There were several high-profile religious freedom cases during the last term. What are some other religious liberty questions that you expect to come before the court this term?
Last term was one of the most significant in the court’s history, in terms of religious freedom and church-state relations. So far, there are no major religious liberty cases set for argument, although there is a chance the justices will take up a New York case involving the right of a religious institution, Yeshiva University, to decline official recognition for an LGBT student group. In addition, there could be new religious freedom challenges to official vaccine mandates for public employees, public school students, etc.
What will be the impact of the overturn of Roe, and how might that decision affect other precedents or invite new challenges to past decisions?

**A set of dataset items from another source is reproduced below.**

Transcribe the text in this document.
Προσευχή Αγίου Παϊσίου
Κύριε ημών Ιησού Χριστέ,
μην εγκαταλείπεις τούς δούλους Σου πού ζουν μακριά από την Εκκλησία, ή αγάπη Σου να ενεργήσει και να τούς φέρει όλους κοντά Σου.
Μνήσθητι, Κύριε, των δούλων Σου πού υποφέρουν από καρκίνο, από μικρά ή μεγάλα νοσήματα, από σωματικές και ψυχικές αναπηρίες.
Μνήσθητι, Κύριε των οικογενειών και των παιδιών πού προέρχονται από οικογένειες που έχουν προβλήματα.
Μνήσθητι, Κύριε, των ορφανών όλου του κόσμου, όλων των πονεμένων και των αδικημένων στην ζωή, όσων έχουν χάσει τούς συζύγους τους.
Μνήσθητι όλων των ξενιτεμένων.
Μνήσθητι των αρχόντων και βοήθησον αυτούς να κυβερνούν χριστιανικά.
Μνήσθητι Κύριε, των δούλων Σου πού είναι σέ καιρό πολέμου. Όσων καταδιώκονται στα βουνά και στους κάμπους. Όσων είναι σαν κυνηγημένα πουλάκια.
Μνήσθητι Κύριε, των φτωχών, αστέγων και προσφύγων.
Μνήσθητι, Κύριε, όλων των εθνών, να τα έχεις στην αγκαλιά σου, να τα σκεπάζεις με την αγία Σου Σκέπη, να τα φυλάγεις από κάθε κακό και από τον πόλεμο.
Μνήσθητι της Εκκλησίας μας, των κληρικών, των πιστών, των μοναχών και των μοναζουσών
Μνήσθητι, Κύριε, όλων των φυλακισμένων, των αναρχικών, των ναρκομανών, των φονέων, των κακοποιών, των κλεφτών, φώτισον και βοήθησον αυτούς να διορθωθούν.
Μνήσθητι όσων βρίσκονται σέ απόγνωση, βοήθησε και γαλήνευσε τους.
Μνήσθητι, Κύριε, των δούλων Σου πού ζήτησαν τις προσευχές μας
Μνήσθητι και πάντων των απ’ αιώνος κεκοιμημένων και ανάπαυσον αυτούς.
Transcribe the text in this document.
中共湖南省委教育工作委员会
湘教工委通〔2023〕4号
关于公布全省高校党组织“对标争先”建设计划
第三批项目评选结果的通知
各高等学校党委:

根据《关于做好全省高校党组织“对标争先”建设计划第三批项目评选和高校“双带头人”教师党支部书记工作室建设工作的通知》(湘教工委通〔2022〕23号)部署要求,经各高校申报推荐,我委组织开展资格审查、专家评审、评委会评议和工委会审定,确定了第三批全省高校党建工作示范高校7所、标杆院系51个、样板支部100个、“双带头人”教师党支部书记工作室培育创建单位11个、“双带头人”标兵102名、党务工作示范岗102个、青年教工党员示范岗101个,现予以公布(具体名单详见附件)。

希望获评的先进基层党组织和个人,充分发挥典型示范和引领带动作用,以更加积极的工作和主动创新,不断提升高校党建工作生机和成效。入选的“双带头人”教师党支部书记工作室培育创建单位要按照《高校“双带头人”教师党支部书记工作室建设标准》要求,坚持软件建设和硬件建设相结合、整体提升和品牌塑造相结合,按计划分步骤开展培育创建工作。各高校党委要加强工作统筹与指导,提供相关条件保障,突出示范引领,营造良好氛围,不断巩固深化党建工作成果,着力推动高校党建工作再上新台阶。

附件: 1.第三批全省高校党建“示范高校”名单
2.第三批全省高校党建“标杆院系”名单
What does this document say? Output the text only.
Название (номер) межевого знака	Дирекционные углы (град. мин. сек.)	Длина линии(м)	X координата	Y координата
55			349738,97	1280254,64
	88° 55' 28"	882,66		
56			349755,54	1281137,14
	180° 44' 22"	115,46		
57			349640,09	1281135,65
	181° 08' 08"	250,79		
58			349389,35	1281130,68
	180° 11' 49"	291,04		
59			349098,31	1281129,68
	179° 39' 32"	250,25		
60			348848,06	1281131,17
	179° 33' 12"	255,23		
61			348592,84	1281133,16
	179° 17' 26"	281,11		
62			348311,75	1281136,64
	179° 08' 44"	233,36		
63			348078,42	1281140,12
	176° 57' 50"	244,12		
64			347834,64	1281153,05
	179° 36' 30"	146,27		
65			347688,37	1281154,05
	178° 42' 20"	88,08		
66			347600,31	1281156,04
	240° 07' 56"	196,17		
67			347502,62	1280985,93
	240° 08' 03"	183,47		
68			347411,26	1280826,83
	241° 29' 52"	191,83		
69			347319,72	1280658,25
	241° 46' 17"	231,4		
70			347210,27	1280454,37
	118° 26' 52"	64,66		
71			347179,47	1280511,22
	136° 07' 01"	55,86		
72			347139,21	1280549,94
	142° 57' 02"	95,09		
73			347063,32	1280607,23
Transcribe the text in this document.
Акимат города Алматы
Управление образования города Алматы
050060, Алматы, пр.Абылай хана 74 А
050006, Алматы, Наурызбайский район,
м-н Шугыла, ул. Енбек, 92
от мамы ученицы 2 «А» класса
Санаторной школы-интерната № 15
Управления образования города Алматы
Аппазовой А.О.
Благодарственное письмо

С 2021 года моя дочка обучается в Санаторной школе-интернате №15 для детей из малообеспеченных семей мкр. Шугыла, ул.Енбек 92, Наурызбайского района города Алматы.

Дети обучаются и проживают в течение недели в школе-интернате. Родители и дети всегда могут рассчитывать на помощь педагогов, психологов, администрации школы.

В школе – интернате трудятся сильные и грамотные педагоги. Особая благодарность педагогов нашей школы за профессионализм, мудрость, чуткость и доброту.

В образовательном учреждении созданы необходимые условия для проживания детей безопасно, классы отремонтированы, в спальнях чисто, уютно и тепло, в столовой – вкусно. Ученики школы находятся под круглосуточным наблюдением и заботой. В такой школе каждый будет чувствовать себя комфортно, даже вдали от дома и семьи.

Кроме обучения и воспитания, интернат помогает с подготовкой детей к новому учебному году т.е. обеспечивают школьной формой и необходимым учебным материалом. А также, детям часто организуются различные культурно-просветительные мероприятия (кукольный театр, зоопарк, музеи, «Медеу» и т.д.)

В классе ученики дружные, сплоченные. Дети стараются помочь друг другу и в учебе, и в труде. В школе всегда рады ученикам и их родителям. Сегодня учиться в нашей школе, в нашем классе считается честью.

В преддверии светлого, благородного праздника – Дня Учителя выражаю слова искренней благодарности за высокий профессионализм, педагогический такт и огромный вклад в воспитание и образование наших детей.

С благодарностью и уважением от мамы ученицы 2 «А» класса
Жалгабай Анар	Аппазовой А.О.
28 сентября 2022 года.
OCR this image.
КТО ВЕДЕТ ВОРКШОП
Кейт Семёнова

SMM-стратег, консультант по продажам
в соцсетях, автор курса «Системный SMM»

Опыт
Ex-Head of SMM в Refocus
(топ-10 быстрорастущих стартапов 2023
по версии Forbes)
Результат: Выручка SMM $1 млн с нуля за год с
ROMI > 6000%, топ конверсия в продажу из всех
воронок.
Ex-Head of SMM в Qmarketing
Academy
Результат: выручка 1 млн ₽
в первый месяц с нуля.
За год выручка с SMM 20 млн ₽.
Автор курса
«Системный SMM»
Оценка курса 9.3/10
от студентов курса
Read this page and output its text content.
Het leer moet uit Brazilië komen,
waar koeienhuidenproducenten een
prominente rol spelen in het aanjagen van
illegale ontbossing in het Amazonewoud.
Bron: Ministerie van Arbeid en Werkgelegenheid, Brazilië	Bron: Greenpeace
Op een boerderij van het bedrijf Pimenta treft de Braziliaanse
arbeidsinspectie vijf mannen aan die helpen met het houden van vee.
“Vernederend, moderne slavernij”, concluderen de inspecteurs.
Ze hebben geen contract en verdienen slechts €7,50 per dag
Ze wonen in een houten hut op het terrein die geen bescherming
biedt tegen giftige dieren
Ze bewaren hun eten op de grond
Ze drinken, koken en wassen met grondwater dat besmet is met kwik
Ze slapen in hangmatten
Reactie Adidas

The overturning of Roe v. Wade means that the question of abortion regulation is now one primarily for state legislators and courts. In many large states, with very permissive abortion laws, the Dobbs decision will not have any effect. In some others, there will be efforts to convince state courts to find Roe-type abortion rights in their own state constitutions. In still others, states will enact new regulations that, under Roe, would not have been permissible, and those new regulations will, almost certainly, be challenged. And we can expect efforts on the part of the current administration to use the powers of the executive branch to increase access to abortion and to push back on states’ pro-life policies.
The Dobbs decision was a reminder that, among other things, all of the justices believe that, sometimes, a past decision of the court is so misguided, and so damaging, that it may and should be abandoned. Again, no justice and no commentator believes that past precedents may never be abandoned, and nearly everyone agrees that stability and predictability are important in the law. Roe v. Wade was contested and controversial from the very beginning and its reasoning was widely seen, including by people who support abortion rights as a policy matter, as weak. The court majority determined, applying familiar and fairly settled criteria, that the decision was so wrong that the law’s integrity required them to admit, and undo, their mistake.
How will the leak of the Dobbs opinion affect the court going forward?
The leak of the Dobbs draft was extremely regrettable and, if the leaker is a court employee, a gross breach of trust. Not only did the leak put some of the justices in very real danger, it undermined the judicial process and, indeed, the rule of law. It appears to have been an attempt to put non-legal pressures on the court and to undermine the court’s institutional standing.
What more should be done to ensure the justices and their families are protected from violence or physical intimidation?
It is unfortunate, but also unmistakably clear, that the justices require protection from people who do not respect the rule of law or the court’s role in our constitutional democracy. It is, of course, well within every citizen’s right to criticize the justices’ work, but there should be no tolerance for threats.